Ugandan space technology engineers are optimistic the country is set to get its own satellite soon, thanks to the PearlAfricaSat-1 project, in which three Ugandan engineers are among those undertaking a two and half year Japanese space technology course.
Among the beneficiaries are Bonny Omara, Edgar Mujunu, and Derrick Tebuseke, who have joined 12 African countries in the space technology race in a big way; by propping into orbit the first satellite dubbed – PearlAfricaSat-1 with is expected to be launched in August 2022.
The initiative to build Uganda’s first satellite began in October 2019, as part of a directive by President Yoweri Museveni to the Ministry of Science, Technology, and Innovation to put in place a National Space Agency and Institute. This follows a collaborative research agreement signed with Kyushu Institute of Technology (Kyutech), Japan to enroll and up-skill three graduate engineers to design, build, test, and launch the first satellite for Uganda. As a result, three Ugandan graduate engineers were successfully enrolled by Japan. This came at the backdrop of a major Ushs7 billion investment into science, technology, and research.
In Uganda’s case, Bonny Omara, a space scientist currently based in Japan says Uganda is launching the first earth observation satellite into orbit. This means the country shall mark an end to its dependency syndrome on foreign countries for satellite data, which has been costing the country huge sums of money while compromising the security and privacy of the country.
Omara says that “The core missions for PearlAfricaSat-1 are a multispectral camera payload, which is the first to be implemented amongst all satellites launched by African countries.”
The multispectral camera mission will provide not less than 20 metre resolution images for the country to facilitate analysis of water quality, soil fertility and land use, and land cover. The satellite is expected to play a key role in the oil and gas operation by closely monitoring the East African crude oil pipeline, making accurate weather forecasts by collecting remote sensor data for predicting the occurrences of landslides, drought, and infestation of pests and diseases.
Once Pearl AfricaSat-1 starts its life in orbit, its health status will be monitored from a Ugandan ground station following which it will start to execute its missions. However, upon the return of the PearlAfricaSat-1 engineers from Japan, Omara says that “The country is expected to build a second satellite from Uganda while building the capacity of Ugandan young engineers. This second satellite is expected to be launched by the end of 2024.”
The same satellite system is expected to be developed in-house from Uganda to help build the skills that can attract local investments and have a spillover into other areas of the economy. The PearlAfricaSat-1 shall be operated from Uganda and all its data shall be analysed and utilised in Uganda using a ground station.

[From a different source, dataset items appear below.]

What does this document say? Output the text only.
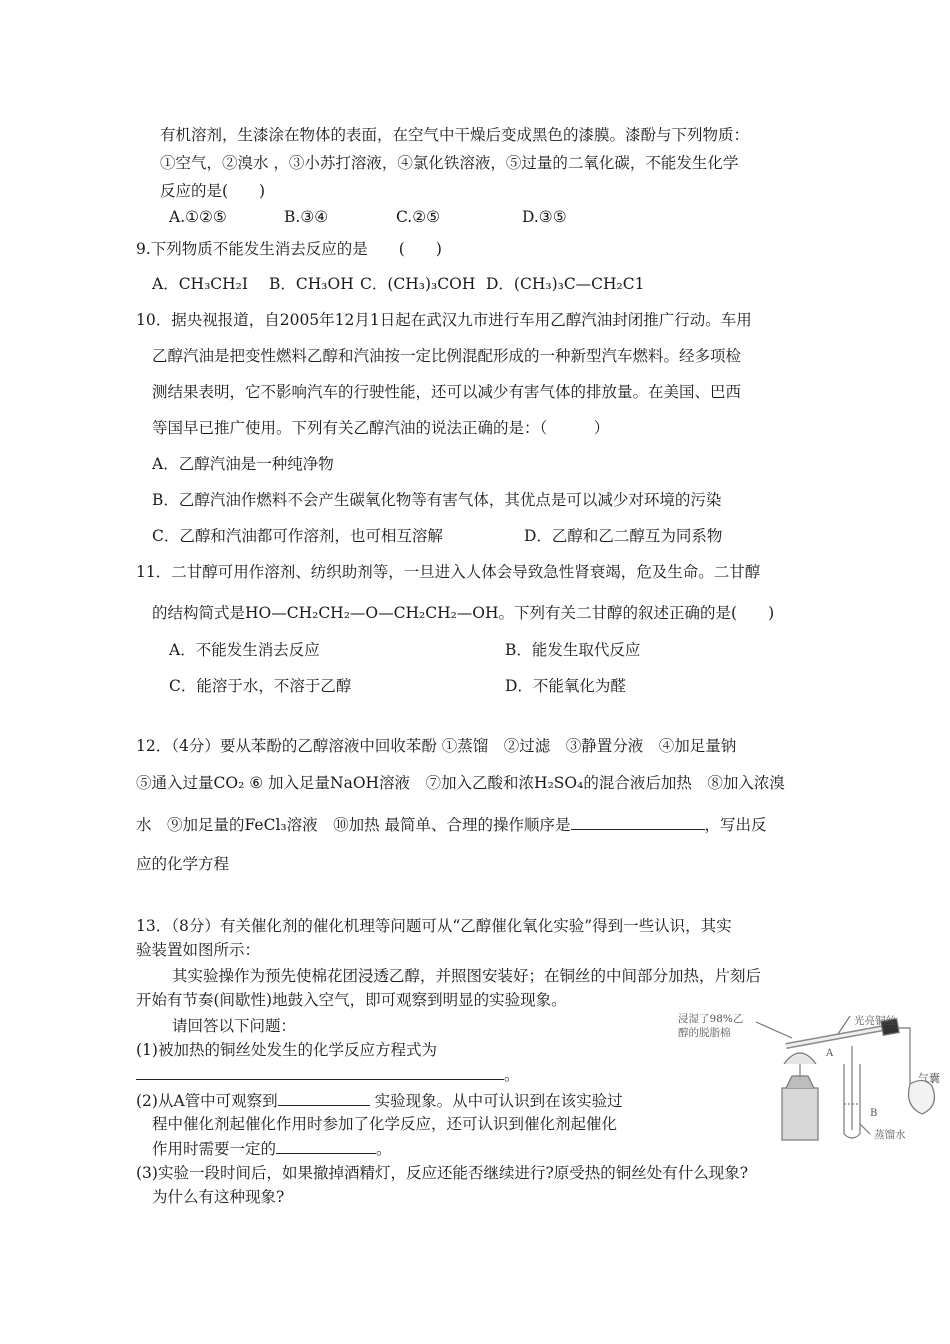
有机溶剂，生漆涂在物体的表面，在空气中干燥后变成黑色的漆膜。漆酚与下列物质：
①空气，②溴水 ，③小苏打溶液，④氯化铁溶液，⑤过量的二氧化碳，不能发生化学
反应的是(　　)
A.①②⑤	B.③④	C.②⑤	D.③⑤
9.下列物质不能发生消去反应的是　　(　　)
A．CH₃CH₂I B．CH₃OH C．(CH₃)₃COH D．(CH₃)₃C—CH₂C1
10．据央视报道，自2005年12月1日起在武汉九市进行车用乙醇汽油封闭推广行动。车用
乙醇汽油是把变性燃料乙醇和汽油按一定比例混配形成的一种新型汽车燃料。经多项检
测结果表明，它不影响汽车的行驶性能，还可以减少有害气体的排放量。在美国、巴西
等国早已推广使用。下列有关乙醇汽油的说法正确的是：（　　　）
A．乙醇汽油是一种纯净物
B．乙醇汽油作燃料不会产生碳氧化物等有害气体，其优点是可以减少对环境的污染
C．乙醇和汽油都可作溶剂，也可相互溶解	D．乙醇和乙二醇互为同系物
11．二甘醇可用作溶剂、纺织助剂等，一旦进入人体会导致急性肾衰竭，危及生命。二甘醇
的结构简式是HO—CH₂CH₂—O—CH₂CH₂—OH。下列有关二甘醇的叙述正确的是(　　)
A．不能发生消去反应	B．能发生取代反应
C．能溶于水，不溶于乙醇	D．不能氧化为醛
12．（4分）要从苯酚的乙醇溶液中回收苯酚 ①蒸馏　②过滤　③静置分液　④加足量钠
⑤通入过量CO₂ ⑥ 加入足量NaOH溶液　⑦加入乙酸和浓H₂SO₄的混合液后加热　⑧加入浓溴
水　⑨加足量的FeCl₃溶液　⑩加热 最简单、合理的操作顺序是	，写出反
应的化学方程
13．（8分）有关催化剂的催化机理等问题可从“乙醇催化氧化实验”得到一些认识，其实
验装置如图所示：
其实验操作为预先使棉花团浸透乙醇，并照图安装好；在铜丝的中间部分加热，片刻后
开始有节奏(间歇性)地鼓入空气，即可观察到明显的实验现象。
请回答以下问题：
(1)被加热的铜丝处发生的化学反应方程式为
。
(2)从A管中可观察到	实验现象。从中可认识到在该实验过
程中催化剂起催化作用时参加了化学反应，还可认识到催化剂起催化
作用时需要一定的	。
(3)实验一段时间后，如果撤掉酒精灯，反应还能否继续进行?原受热的铜丝处有什么现象?
为什么有这种现象?
浸湿了98%乙
醇的脱脂棉
光亮铜丝
气囊
A
B
蒸馏水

Omara further says ground stations are designed to provide real-time communication with satellites in space and serve as a command-and-control centre for the satellite networks in space. The crew at the station sends commands to the satellite as an uplink and receives data transmitted from the satellite as a downlink.
At the time of the satellite launch, the construction of the satellite earth station in Uganda is expected to be complete for the country to operate her satellite. Japan, a first-world country with a long history in space technology, contributed to Uganda’s first efforts to acquire the Mpooma satellite earth station in Mukono district, which was designed and built by a Japanese Nippon Electric company in 1978.
A flight model- which is the actual satellite to be sent in space, is in advanced stages of development. The satellite will undergo space environment tests in March 2022 to ensure that it survives under harsh space conditions. The satellite will then be launched to the International Space Station (ISS) where it will be deployed into low earth orbit at a 400 kilometre altitude to start its life journey by August 2022. The launch shall be coordinated by the Japanese Aerospace Exploration and the National Aeronautics and Space Administration.
In 2020, the government reported funding a project to a tune of Euro 20.6 million to implement the airborne geophysical survey and mapping of the Karamoja sub-region. Satellite technology will also provide cost-effective technology for developing such periodic fertility maps and nitrogen mapping of crops to enhance the country’s agricultural productivity.